Launch House Accelerator Plans to Expand Its Dorm-Like Approach to New York and Beyond

Jacob Peters, the co-founder of a live-in Beverly Hills accelerator-like program, likes to think of himself as a tech community builder.

In his teens, he moderated internet community boards. After graduating college and moving to New York to work for J.P. Morgan, he ran a community for data science and AI professionals. And even in the middle of the COVID-19 pandemic, he found a way to do the same for the Los Angeles tech community.

Last year, Peters established Launch House, a creator mansion for startups much like those used for TikTok stars. The concept is about to get a bigger audience.

With $3 million in seed funding secured, the company plans to expand beyond Southern California.

Launch House hosts four-week programs where a group of around 25 tech startup founders live and work out of a Beverly Hills mansion. There, they mingle with other founders and meet potential funders – a round-the-clock networking session.

Launch House is planning to expand to New York and other locations this fall, testing his dorm-like approach to startups. The startup also has plans to start more online programs this fall aimed at entrepreneurs along with in-person sessions tailored to specific industries like cryptocurrency.

Jacobs sees this as a natural extension of his life’s work.

“I guess the common thread throughout my entire life and career has been that of community building,” he said.

Launch House’s position in the L.A. area is uniquely positioned to let companies collaborate with social media influencers, Peters said, who are known to drop by the house.

Ashton Keys, the co-founder of the Detroit-based startup Athytic, said he typically wakes up early and spends most of the morning on calls on the House’s outdoor balcony that overlooks Downtown LA. By around 5, most people typically stop working and meet up at one of the House’s scheduled events, he said.

“It was really a game changer to be able to get feedback from a group of people that were extremely smart about challenges that I was having as a company, get feedback on my product, different UI updates that I can make,” said Keys, whose company partners with student athletes under new NCAA rules that let student athletes profit off of their image. “And that was like my second day here.”

Keys, for instance, said he was able to meet with student athletes from UCLA.

Several companies have had some level of success after finishing Launch House. Showtime, a social network for NFTs, closed a $7.6 million round of seed funding in May. Wonbo, an app that uses AI to create fake videos of celebrities singing, closed a $6 million round of seed funding in June.

Unlike typical accelerator programs, Launch House charges a flat membership fee that typically costs a few thousand dollars and member companies do not have to surrender equity in their companies.

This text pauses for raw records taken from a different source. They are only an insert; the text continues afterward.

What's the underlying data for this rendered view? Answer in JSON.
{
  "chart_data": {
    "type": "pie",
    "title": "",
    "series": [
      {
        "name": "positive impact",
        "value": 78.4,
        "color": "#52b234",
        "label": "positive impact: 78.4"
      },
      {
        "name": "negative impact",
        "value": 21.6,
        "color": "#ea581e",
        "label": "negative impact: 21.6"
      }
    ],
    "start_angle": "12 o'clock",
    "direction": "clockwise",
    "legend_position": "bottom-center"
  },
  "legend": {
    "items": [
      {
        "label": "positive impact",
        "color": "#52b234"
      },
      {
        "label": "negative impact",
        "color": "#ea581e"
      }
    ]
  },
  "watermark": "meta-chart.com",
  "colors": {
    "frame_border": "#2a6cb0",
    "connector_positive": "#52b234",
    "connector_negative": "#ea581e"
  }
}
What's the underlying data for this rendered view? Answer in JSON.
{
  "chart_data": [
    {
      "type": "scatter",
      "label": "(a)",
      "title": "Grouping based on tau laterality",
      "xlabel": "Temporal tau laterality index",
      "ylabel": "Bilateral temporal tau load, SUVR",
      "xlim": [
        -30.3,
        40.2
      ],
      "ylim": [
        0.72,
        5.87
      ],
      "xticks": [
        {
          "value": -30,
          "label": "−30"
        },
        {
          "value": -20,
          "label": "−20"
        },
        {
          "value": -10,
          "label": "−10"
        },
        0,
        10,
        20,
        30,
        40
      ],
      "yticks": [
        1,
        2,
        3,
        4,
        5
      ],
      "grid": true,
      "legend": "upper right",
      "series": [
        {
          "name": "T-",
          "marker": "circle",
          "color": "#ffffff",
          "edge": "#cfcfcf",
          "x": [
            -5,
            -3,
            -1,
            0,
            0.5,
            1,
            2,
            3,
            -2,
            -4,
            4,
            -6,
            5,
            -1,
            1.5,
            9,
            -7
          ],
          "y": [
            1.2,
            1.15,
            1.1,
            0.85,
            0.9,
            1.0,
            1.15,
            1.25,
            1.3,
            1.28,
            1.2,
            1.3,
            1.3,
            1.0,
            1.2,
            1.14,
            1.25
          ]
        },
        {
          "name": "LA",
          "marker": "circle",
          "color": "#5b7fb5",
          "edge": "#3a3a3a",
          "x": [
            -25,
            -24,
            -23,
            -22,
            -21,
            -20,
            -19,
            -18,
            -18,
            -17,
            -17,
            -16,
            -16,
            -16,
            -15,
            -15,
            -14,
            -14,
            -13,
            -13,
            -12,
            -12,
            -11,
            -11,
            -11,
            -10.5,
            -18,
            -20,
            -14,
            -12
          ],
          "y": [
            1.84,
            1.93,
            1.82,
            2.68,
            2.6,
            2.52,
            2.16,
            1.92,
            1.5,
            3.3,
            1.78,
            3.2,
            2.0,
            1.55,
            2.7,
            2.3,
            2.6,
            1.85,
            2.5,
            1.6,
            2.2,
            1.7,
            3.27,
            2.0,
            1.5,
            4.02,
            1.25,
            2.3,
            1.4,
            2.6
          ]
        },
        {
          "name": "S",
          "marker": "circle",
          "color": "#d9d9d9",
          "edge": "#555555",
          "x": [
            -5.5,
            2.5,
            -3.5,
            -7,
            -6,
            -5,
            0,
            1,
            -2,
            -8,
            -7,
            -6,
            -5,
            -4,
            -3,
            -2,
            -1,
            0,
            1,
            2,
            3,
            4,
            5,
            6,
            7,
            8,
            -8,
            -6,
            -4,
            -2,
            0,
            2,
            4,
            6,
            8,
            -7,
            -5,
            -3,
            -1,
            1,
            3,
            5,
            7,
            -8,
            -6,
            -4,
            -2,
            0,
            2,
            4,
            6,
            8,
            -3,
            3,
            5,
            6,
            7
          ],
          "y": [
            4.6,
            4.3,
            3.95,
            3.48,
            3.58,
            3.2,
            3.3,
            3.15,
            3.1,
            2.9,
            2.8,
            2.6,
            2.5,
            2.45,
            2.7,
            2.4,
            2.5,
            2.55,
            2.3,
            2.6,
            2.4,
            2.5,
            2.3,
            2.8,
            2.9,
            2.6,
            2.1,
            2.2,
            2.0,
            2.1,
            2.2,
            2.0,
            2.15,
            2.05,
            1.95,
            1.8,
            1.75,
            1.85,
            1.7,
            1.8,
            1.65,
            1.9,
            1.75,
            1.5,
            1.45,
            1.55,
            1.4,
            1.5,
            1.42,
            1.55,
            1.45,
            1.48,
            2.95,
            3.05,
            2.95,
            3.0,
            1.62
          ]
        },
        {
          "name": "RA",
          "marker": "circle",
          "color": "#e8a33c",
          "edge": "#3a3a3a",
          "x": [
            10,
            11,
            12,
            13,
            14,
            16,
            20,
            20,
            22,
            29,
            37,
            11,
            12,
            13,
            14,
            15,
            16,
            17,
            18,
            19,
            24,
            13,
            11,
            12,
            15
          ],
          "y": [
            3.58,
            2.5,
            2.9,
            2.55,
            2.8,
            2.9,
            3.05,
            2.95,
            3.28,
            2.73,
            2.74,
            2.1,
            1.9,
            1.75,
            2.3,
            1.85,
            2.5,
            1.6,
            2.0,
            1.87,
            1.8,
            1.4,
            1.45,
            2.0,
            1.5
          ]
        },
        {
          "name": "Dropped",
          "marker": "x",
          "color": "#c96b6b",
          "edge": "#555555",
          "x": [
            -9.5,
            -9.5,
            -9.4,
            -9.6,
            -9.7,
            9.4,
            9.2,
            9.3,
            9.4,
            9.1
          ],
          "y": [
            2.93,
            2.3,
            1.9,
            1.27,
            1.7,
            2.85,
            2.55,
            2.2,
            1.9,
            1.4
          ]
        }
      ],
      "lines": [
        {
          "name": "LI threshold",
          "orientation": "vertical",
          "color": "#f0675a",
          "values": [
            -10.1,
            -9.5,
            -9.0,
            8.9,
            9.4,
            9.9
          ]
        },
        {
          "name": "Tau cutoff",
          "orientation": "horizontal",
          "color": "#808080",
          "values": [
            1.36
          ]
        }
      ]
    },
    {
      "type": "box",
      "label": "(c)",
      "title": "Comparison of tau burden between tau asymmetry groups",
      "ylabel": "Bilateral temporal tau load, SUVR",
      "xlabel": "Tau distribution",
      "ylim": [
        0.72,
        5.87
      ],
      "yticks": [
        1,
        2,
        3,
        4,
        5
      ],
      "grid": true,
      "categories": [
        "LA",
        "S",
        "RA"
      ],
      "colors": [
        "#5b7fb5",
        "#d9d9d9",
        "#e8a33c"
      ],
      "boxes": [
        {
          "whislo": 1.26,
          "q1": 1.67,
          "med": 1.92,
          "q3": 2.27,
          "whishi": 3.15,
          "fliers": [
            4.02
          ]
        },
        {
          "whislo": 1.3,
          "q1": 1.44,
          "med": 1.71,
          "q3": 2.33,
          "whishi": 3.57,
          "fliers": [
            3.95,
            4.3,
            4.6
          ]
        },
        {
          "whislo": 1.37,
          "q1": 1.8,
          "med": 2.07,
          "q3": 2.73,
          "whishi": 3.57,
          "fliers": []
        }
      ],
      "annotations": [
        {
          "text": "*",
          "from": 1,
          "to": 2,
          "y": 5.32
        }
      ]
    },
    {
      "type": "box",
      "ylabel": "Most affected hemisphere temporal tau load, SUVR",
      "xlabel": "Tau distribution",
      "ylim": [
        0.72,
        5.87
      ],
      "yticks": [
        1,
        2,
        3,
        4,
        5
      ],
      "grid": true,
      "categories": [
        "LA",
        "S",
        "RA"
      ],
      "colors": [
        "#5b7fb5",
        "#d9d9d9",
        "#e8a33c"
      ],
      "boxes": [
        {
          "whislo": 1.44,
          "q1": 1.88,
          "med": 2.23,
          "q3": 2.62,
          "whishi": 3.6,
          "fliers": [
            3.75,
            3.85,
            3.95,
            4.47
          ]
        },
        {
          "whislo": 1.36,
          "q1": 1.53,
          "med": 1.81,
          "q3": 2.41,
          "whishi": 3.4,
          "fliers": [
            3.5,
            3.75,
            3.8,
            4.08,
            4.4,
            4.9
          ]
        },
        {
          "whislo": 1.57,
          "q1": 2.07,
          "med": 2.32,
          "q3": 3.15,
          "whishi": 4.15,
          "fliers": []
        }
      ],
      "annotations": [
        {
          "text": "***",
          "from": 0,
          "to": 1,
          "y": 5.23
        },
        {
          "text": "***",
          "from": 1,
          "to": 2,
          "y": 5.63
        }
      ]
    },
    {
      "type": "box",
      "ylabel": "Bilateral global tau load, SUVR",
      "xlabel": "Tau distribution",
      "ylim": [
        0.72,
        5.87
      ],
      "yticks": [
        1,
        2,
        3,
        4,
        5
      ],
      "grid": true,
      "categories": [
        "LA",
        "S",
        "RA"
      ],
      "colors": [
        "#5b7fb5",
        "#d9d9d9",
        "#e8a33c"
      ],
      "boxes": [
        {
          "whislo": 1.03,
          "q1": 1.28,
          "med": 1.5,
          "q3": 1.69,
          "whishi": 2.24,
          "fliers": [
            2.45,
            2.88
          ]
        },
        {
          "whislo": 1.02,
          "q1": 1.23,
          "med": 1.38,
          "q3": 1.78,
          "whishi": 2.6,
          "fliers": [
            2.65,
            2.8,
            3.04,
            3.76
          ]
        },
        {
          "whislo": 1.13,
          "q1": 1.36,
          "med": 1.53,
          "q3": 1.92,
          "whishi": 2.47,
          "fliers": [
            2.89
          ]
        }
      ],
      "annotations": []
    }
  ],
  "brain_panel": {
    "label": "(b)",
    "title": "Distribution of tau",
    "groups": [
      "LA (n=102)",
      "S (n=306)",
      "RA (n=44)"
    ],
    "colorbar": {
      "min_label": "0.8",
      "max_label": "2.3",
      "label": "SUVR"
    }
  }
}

After finishing, participants have access to facilities and other programs run by Launch House.

“You basically get the chance to pitch your company in a very safe space to 15 other super smart people that all have a vested interest in helping you because they know that you’re going to return the favor,” Peters said. “That’s sort of the culture that we’ve that we’ve built.”

Amid a resurgence in COVID-19 cases, Peters said Launch House’s approach to COVID-19 is “pretty rock solid”: participants are required to receive COVID-19 vaccinations and guests also have to show proof of vaccination and take a rapid COVID-19 test before entering.

Launch House’s round of seed funding was led by Flybridge Capital Partners and included Day One Ventures, Graph Ventures and over 100 angel investors.

Beyond simply forming business relationships, Peters said he wants to focus on making sure participants get something out of the experience. Ultimately, he wants Launch House to rival prestigious Ivy League universities in terms of its ability to churn out talent and is hoping to make the jump this year.

“We’re saying, ‘Hey, the first year was basically one giant experiment: we figured out what works, what didn’t, we ironed out the kinks with our model,'” he said. “Our community is primed to grow.”